Jul 22, 2011 08:58 GMT  ·  By
European house mice are resistant to the chemical warfarin, which is used to poison them
   European house mice are resistant to the chemical warfarin, which is used to poison them

Investigators at the Rice University say that house mice are evolving to withstand the impact that a common poison is having on the general population. This resistance is developing in unexpected ways.

Experts think they identified two ways through which such resistance was achieved. It took the mice millennia to get here, seeing how humans have always tried using a variety of means for destroying them, or at least driving them away from their homes.

The new investigation was conducted on specimens of ordinary European house mouse, which display a genetic mutation that enables them to remain alive after being exposed to poison. The research effort was led by expert Michael Kohn.

According to the team, the mutated gene is called vkorc1, and its job is usually to manage the processing of vitamin K in the body. The gene is present in all mammals, completing the same function regardless of species.

One of the most common rodent poisons relies on the use of the human blood thinner chemical warfarin. But the genetic mutation mice suffered allowed them to become immune to the effects of this toxic agent, the Rice group explains.

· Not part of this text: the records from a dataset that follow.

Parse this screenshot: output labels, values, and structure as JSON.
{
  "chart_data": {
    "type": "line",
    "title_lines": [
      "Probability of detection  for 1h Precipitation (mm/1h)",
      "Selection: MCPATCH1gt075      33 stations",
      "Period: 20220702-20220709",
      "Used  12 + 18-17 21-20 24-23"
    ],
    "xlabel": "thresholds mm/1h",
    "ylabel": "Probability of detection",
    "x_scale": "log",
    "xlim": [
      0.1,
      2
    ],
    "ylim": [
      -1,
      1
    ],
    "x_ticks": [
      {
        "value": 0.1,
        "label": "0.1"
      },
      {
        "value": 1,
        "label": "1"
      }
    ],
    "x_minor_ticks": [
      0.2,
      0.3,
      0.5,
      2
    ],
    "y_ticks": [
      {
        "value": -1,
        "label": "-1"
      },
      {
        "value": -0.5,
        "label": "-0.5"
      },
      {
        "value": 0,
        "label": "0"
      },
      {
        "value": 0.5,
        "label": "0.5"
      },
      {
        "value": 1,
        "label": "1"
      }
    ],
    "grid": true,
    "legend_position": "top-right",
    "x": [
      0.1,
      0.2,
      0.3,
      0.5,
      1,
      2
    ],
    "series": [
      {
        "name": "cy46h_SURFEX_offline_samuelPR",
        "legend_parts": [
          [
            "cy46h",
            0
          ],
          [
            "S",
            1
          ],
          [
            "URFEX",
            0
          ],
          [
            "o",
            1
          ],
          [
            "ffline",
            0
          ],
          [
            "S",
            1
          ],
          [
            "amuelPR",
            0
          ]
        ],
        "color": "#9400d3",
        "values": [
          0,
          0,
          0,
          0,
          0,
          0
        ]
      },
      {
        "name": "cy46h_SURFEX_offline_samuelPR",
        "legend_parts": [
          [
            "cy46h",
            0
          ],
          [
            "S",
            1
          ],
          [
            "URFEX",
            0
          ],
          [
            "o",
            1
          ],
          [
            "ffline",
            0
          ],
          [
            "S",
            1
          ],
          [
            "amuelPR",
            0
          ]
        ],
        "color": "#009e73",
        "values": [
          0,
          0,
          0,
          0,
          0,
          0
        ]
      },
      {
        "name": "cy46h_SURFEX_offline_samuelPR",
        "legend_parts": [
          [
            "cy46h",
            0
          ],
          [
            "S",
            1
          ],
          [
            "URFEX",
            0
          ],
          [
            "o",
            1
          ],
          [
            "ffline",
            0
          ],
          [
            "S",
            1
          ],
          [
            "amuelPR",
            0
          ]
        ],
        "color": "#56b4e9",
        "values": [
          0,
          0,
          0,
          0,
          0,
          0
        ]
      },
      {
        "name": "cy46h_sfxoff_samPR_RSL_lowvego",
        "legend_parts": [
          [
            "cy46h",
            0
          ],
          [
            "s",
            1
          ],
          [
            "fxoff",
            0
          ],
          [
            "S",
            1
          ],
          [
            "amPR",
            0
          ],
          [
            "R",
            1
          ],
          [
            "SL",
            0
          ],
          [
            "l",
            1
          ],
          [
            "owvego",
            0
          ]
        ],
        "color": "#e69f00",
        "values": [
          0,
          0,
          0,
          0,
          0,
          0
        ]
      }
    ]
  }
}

The two methods mice used to become immune to the effects of warfarin include point mutations and horizontal gene transfer. Both have the same effect, but arrive at it differently, the researchers add.

Point mutation is the “standard” type of evolution, in which animals experience genetic anomalies that are passed down from generation to generation if they are useful. Algerian mice (Mus spretus) are now resistant to warfarin because they had a vitamin K-deficient diet.

This was the animal's way of adapting to the desert, the harsh environment it inhabits. The genetic change took just 10 years to propagate through populations. Warfarin was put into use in the 1950s, and the first modified mice appeared as early as the 1960s.

The second process – horizontal gene transfer – usually takes place in microbes, and has never been fully understood. The new study provides an in-depth view into how it functions in mammals.

Kohn explains that the vkorc1 gene mutation was transferred from Algerian to European house mice directly, which is the very definition of HGT. Horizontal transfer means that a mutation is passed between living individuals, not from parents to offspring.

“In the very distant past, these mice wouldn't even meet. With the spread of agriculture thousands of years ago in the Fertile Crescent, humans brought mice with them – unwillingly,” he adds.

“That brought these two types of mice into contact, and they started doing their thing, hybridizing here and there,” Kohn says. The mutations were most likely handed over in Spain, where the two species overlap geographically.

“The human factor in this study is quite clear. One of the gravest concerns to conservation of biodiversity is the inadvertent spread of invasive species across the globe,” the investigator says.

“In this study, this test came in the form of our desire to extirpate so-called pest species with poisons, which we use to get rid of microbes, bugs, weeds and even some mammals,” Kohn concludes.